Éramos nueve. Celebrábamos una especie de
graduación, todos vestidos de gala. Ya habíamos cenado, hablado y bebido lo
suficiente. Entonces nos acercamos a la piscina. Recuerdo que había un camino,
de luces, que llevaba hasta ella. Todo ocurrió como un pacto secreto, sin
necesidad de decirnos nada. Simplemente nos paramos cerca de los bordes, a una
distancia relativamente homogénea. Fue entonces que uno de nosotros miró a los
ojos del resto y comenzó a decir sus razones. Luego, sin más, se arrojó al
agua, como si se lanzase al vacío. Y es que todo, ciertamente, funcionaba como
un falso suicidio. Nombrábamos de alguna forma nuestro fracaso, nuestro dolor…

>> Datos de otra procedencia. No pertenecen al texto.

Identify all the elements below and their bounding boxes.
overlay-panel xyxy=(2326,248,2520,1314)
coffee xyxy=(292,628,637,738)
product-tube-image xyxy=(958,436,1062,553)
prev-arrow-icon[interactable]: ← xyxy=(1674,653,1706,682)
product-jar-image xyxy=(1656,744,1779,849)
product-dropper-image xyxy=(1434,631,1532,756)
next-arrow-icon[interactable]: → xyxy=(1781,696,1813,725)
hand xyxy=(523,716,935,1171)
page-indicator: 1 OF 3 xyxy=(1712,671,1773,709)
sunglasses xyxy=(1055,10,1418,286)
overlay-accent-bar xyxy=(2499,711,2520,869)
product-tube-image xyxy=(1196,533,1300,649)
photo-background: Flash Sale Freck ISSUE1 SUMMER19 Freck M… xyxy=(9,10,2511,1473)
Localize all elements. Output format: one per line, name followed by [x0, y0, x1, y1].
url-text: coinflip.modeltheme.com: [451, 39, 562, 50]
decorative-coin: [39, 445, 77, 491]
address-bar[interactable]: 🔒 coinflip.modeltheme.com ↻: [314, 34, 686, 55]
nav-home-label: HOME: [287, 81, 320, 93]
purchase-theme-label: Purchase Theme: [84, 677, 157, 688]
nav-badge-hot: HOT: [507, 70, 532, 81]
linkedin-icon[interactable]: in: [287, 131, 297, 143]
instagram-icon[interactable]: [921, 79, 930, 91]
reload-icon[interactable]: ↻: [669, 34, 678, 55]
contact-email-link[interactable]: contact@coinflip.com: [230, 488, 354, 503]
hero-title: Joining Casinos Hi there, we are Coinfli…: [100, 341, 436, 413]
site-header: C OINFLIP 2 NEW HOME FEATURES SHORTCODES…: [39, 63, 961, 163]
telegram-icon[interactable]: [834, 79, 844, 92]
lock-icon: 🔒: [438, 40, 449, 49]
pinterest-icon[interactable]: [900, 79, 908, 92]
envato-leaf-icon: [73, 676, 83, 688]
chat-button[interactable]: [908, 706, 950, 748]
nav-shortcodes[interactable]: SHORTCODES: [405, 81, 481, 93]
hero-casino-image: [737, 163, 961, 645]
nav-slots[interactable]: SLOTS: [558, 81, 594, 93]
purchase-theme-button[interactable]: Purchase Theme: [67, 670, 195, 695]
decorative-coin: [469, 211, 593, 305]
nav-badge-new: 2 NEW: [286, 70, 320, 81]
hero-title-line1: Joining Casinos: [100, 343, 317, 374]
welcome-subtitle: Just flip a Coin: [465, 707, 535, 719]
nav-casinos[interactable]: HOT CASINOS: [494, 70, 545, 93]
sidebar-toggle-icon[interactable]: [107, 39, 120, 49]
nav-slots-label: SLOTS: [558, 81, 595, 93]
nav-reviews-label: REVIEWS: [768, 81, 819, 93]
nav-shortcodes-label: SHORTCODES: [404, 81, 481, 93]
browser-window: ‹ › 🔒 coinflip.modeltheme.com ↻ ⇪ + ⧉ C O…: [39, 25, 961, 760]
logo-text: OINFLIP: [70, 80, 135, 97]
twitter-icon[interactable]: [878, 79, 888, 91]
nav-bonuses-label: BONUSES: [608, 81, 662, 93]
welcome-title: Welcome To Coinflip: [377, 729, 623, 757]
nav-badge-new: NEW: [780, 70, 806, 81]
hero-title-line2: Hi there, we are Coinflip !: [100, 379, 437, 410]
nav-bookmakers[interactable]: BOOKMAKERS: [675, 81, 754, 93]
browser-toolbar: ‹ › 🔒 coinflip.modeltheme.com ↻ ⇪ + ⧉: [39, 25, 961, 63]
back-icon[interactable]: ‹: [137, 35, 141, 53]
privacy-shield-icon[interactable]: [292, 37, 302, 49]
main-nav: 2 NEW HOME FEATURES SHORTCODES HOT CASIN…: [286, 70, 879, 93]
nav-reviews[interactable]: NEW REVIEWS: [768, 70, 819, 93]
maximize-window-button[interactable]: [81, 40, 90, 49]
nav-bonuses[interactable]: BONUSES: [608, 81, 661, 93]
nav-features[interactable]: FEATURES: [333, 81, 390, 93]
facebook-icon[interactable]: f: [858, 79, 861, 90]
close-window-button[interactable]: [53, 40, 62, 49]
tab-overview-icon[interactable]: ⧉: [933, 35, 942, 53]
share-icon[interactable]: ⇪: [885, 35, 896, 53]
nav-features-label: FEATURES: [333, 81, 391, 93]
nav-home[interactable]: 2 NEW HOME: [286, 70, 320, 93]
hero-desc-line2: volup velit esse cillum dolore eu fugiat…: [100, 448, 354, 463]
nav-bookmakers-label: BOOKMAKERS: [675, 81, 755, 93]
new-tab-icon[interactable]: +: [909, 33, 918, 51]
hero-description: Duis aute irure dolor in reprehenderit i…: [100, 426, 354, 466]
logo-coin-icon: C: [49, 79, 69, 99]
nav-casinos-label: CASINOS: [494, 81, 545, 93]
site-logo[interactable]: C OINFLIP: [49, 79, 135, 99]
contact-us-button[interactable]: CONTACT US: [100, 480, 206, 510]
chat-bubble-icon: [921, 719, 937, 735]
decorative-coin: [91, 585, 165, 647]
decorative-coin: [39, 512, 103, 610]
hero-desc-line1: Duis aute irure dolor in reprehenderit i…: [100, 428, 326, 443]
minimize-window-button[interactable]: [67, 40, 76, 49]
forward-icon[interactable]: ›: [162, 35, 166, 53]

o simplemente aquello que nos había defraudado. Luego nos lanzábamos a la
piscina. Uno a uno hicimos lo mismo. No intentamos detenernos. No refutamos los
argumentos del otro. Respetamos la decisión, digamos. Honramos nuestra falsa muerte.
Nos hundimos en el agua. Ascendimos. Pesados por las ropas mojadas salíamos de
la piscina y quedábamos entonces de espaldas a ella. De espalda a lo que
habíamos sido y a lo que habíamos dado muerte. Tranquilos. Si alguno lloró no
lo supe. Al menos yo no lo hice. Habíamos sido amigos por varios años.
Confiábamos los unos en los otros. Luego de salir del agua cada uno siguió su
camino. No volvimos a hablarnos. En el agua, tal vez, se hundieron nueve corazones.